Taube's analysis of the existing research on heart disease and obesity literally turns the conventional thinking about the foods we eat upside down. He convincingly shows that the medical establishment has misinterpreted the existing data for decades. I've read Good Calories, Bad Calories', but haven't yet read 'Why We Get Fat.'
Good Calories, Bad Calories was loaded with information and analysis and was completely captivating. But the book was not an easy read since it was so packed with information. As important as the information is, it may be more suited for the research community, but if you can stick with it you will be rewarded. That said, if you are up to the task the book will change the way you look at food and diet. Possibly, the book 'Why We Get Fat' may be a better choice for those of us not inclined to want every bit of detail. But again, the information Taubes presents is fascinating and the book is important.

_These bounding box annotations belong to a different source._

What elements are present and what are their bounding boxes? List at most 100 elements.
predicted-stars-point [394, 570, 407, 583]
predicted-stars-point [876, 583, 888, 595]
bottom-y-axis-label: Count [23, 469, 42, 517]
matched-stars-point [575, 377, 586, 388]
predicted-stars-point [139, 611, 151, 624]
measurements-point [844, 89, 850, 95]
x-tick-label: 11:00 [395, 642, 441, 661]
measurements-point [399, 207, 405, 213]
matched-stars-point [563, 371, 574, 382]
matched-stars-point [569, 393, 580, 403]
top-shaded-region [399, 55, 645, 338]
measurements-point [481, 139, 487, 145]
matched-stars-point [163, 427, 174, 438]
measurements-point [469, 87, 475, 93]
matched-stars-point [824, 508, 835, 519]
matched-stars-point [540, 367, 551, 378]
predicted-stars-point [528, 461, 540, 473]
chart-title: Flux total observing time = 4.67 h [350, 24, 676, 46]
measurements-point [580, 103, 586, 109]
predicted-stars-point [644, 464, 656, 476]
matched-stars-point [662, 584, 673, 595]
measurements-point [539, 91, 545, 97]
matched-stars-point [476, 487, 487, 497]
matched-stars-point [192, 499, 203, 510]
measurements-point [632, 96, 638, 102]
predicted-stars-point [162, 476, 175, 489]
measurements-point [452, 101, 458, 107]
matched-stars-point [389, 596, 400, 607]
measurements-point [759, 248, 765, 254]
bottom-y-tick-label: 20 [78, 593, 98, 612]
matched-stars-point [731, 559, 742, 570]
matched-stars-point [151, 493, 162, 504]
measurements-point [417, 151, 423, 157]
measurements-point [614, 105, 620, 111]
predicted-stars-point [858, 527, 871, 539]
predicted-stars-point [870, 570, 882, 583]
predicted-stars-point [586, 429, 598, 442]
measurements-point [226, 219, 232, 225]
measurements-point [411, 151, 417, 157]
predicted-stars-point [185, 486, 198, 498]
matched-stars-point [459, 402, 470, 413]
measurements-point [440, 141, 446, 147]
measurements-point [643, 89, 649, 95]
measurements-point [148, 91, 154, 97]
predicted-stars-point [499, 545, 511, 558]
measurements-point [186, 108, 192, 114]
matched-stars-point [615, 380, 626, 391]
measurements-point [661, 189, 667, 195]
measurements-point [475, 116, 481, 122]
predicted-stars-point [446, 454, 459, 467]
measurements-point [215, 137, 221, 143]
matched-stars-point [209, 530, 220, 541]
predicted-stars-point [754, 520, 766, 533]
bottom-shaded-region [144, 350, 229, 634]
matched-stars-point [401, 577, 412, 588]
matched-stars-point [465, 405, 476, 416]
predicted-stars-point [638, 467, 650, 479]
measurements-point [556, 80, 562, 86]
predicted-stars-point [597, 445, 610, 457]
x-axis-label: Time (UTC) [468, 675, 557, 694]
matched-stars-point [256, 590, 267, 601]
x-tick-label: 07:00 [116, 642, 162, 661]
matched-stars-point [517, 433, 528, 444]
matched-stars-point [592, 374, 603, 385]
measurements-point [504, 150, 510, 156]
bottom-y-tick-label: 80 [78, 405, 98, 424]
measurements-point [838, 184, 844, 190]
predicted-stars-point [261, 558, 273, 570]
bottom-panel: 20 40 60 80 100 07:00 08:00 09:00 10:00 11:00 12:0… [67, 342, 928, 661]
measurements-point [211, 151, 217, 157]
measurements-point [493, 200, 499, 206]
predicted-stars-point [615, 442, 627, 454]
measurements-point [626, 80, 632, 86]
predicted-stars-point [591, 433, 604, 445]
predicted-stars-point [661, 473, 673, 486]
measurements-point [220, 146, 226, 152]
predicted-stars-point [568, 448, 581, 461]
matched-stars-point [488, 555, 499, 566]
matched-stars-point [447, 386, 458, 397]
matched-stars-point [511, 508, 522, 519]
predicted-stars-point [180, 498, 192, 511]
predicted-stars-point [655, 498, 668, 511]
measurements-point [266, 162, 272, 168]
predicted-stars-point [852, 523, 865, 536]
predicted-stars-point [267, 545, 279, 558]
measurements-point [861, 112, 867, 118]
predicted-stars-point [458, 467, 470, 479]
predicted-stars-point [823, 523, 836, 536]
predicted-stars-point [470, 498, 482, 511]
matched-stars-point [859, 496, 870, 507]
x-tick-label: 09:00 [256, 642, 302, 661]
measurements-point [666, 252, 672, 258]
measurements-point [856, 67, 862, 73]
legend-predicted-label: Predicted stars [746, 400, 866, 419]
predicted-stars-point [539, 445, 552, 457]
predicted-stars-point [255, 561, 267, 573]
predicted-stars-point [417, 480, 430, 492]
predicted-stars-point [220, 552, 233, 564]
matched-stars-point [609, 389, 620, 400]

The thrust of the Taubes thesis is that the old concept that fat is the culprit in heart disease is wrong and that the available data has been misinterpreted over the years. Taubes says the carbohydrates are killing us, not the fats. He says fast digesting carbohydrates like sugars, flour products (bread and pasta) are the real culprits. His conclusions are similar to many of the ideas in the Atkins Diet.
In his New York Times article "Is Sugar Toxic" he states that the evidence pointing sugar as the major factor in heart disease, is equally compelling as the theory that points to fat, but mainstream medicine has ignored these facts.
Taubes also shows that the fructose in fruit juices are a problem because ingesting the fructose in liquefied form causes it to reach your liver quickly, causing a potentially dangerous spike in blood sugar levels. He says when fructose reaches your liver in sufficient quantity and with sufficient speed, the liver converts that fructose to fat…and this causes a condition known as 'insulin resistance' which is an important factor in heart disease, Type 2 diabetes and weight gain.